Mappers are used to rename or manage output IDs: - MapperGlobal: Maps IDs globally with a given pattern. - MapperLocal: Maps IDs locally, associating a unique ID to each key within a specific file. - MapperEmpty: Passes through the original ID without modification.

ResultBuilder Classes

The ResultBuilder classes handle the output from processed chunks:

  • ResultBuilder: Merges results from table-formatted output.
  • ResultBuilderFasta: Handles results from fasta-formatted output.
  • ResultBuilderBinary: Concatenates binary output files.
  • ResultBuilderCopies: Creates indexed copies of output files.
  • ResultBuilderLog: Aggregates log files from multiple jobs.

build_command Function

def build_command(data):
    # Function code...
This function constructs the shell command to execute each chunk, including logging and managing temporary directories. It replaces placeholders (e.g., %STDIN% and %DIR%) with appropriate values.

hasFinished Function

def hasFinished(retcode, filename, output_tag, logfile):
    # Function code...
The hasFinished() function checks if a run has finished successfully by inspecting the return code and looking for a completion tag in the log file.
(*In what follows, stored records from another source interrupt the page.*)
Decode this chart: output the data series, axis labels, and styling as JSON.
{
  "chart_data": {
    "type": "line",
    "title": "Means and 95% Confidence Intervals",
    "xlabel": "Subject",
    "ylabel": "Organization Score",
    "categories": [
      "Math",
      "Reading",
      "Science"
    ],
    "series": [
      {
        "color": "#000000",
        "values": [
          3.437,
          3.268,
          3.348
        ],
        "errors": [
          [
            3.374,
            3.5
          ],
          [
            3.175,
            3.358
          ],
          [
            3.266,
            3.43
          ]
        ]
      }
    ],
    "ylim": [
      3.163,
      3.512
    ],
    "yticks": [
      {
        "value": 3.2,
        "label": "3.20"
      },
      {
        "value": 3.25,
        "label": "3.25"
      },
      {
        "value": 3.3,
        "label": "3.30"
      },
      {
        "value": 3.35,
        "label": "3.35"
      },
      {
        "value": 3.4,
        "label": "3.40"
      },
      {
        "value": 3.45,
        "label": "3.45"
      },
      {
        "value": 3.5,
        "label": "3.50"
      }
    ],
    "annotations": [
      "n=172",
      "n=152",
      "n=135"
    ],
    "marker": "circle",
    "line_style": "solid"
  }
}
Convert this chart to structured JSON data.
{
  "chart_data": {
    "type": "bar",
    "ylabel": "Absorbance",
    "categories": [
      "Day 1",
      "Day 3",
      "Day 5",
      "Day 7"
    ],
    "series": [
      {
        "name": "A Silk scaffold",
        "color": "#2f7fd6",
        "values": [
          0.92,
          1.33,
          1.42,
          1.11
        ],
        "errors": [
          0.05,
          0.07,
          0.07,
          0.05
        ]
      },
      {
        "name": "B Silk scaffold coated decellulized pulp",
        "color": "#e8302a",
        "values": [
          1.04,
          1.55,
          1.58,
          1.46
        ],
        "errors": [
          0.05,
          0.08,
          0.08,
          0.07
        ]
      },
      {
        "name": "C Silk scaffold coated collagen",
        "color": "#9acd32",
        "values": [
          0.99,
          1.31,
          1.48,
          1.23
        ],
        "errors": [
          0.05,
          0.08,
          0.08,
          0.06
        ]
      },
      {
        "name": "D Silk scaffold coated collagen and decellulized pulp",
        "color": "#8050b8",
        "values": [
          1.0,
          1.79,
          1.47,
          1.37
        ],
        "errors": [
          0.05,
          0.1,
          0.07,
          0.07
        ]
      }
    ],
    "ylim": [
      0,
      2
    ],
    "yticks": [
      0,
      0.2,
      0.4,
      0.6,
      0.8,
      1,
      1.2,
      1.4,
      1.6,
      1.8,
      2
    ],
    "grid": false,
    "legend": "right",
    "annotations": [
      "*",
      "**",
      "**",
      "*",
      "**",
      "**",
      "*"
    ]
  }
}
get_option_parser Function

def get_option_parser():
    # Function code...
The get_option_parser() function sets up and returns an argument parser with various command-line options for specifying how the input should be split, how output should be handled, and other behaviours (e.g., memory requirements, logging).

main Function

def main(argv=None):
    # Function code...
The main() function is the entry point of the script. It parses the command-line arguments, prepares the input data for processing, builds commands for each chunk, runs these commands (using a specified method: multiprocessing, threading, etc.), and finally collects and processes the results.

  • Key Steps in Main:
  • Argument Parsing: Uses get_option_parser() to parse command-line options.
  • Chunking Input: Chooses the appropriate chunking method and splits the input accordingly.
  • Job Execution: Executes each chunk using the specified method (e.g., multiprocessing, threads, or drmaa for cluster management).
  • Result Collection: Collects and combines the results using ResultBuilder classes.
  • Error Handling: Logs any failed jobs and, if all jobs succeed, cleans up the temporary directories.

Conclusion

The farm.py script is a powerful utility for dividing data streams into smaller tasks, running them in parallel on a cluster, and collating the output. It is well-suited for "embarrassingly parallel" tasks, such as processing large tabular datasets or fasta files, and integrates seamlessly with cluster environments for distributed computation.

With flexible options for chunking data, managing output, and handling errors, this script is a useful tool for bioinformatics pipelines and other data-intensive workflows.